Additional Organizations to Consult

• Georgetown University Center on Education and the Workforce: https://cew.georgetown.edu/
  From the website: “The Georgetown University Center on Education and the Workforce is an independent, nonprofit research and policy institute affiliated with the Georgetown McCourt School of Public Policy that studies the link between education, career qualifications, and workforce demands.”
• College & Career Readiness & Success Center: http://www.ccrscenter.org/
  From the website: “The College and Career Readiness and Success Center (CCRS Center) is dedicated to ensuring all students graduate high school ready for college and career success.
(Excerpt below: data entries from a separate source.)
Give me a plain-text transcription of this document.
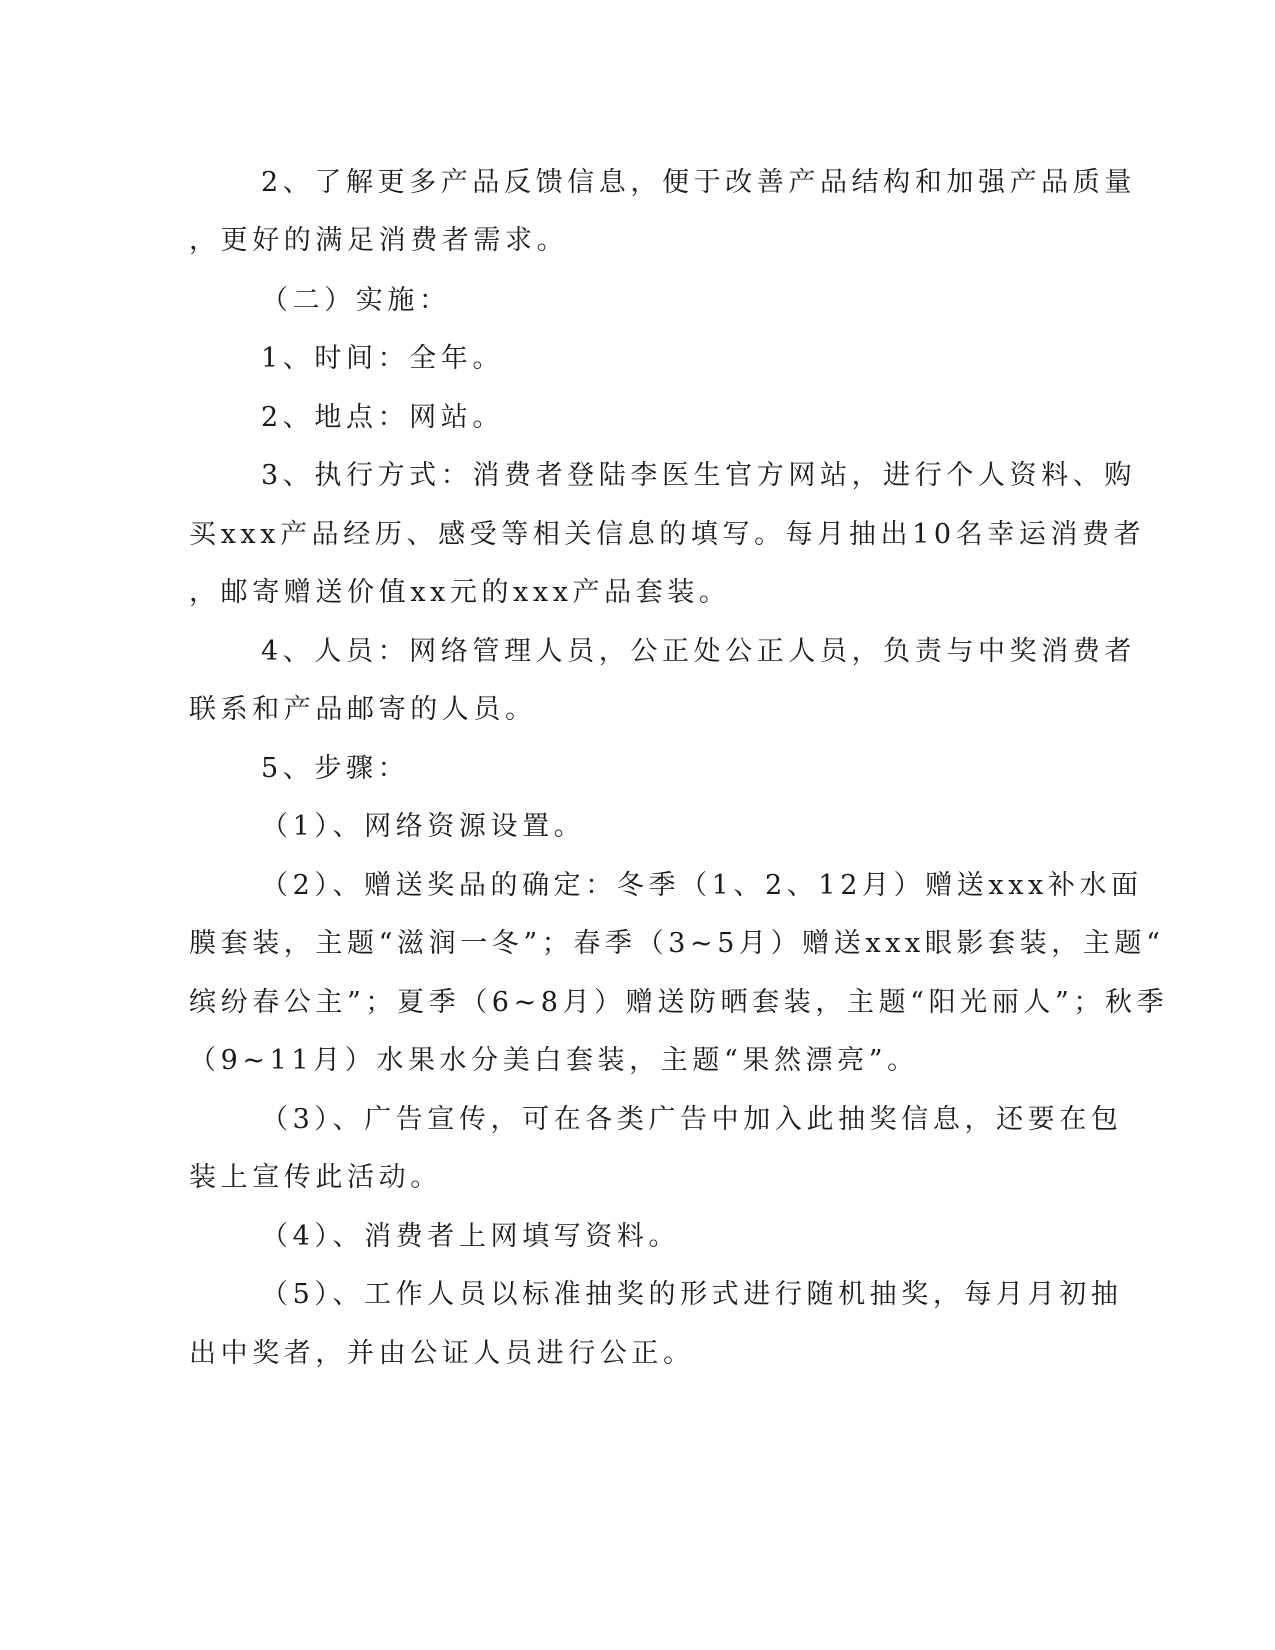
2、了解更多产品反馈信息，便于改善产品结构和加强产品质量
，更好的满足消费者需求。
（二）实施：
1、时间：全年。
2、地点：网站。
3、执行方式：消费者登陆李医生官方网站，进行个人资料、购
买xxx产品经历、感受等相关信息的填写。每月抽出10名幸运消费者
，邮寄赠送价值xx元的xxx产品套装。
4、人员：网络管理人员，公正处公正人员，负责与中奖消费者
联系和产品邮寄的人员。
5、步骤：
（1）、网络资源设置。
（2）、赠送奖品的确定：冬季（1、2、12月）赠送xxx补水面
膜套装，主题“滋润一冬”；春季（3~5月）赠送xxx眼影套装，主题“
缤纷春公主”；夏季（6~8月）赠送防晒套装，主题“阳光丽人”；秋季
（9~11月）水果水分美白套装，主题“果然漂亮”。
（3）、广告宣传，可在各类广告中加入此抽奖信息，还要在包
装上宣传此活动。
（4）、消费者上网填写资料。
（5）、工作人员以标准抽奖的形式进行随机抽奖，每月月初抽
出中奖者，并由公证人员进行公正。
The mission of the CCRS Center is to serve Regional Comprehensive Centers in building the capacity of states to effectively implement initiatives for college and career readiness and success. Through technical assistance delivery and supporting resources, the CCRS Center provides customized support that facilitates the continuous design, implementation, and improvement of college and career readiness priorities.”

Methods:

Search Strings. Critical workforce skills OR critical workforce competencies occupational sectors OR identifying workforce skills in high-demand industry OR identifying high-demand workforce skills

Searched Databases and Resources.

• ERIC
• Academic Databases (e.g., EBSCO databases, JSTOR database, ProQuest, Google Scholar)
• Commercial search engines (e.g., Google)
• Institute of Education Sciences Resources

Reference Search and Selection Criteria. The following factors are considered when selecting references:

• Date of Publication: Priority is given to references published in the past 10 years.
• Search Priorities of Reference Sources: ERIC, other academic databases, Institute of Education Sciences Resources, and other resources including general internet searches
• Methodology: Priority is given to the most rigorous study types, such as randomized controlled trials and quasi-experimental designs, as well as to surveys, descriptive analyses, and literature reviews. Other considerations include the target population and sample, including their relevance to the question, generalizability, and general quality.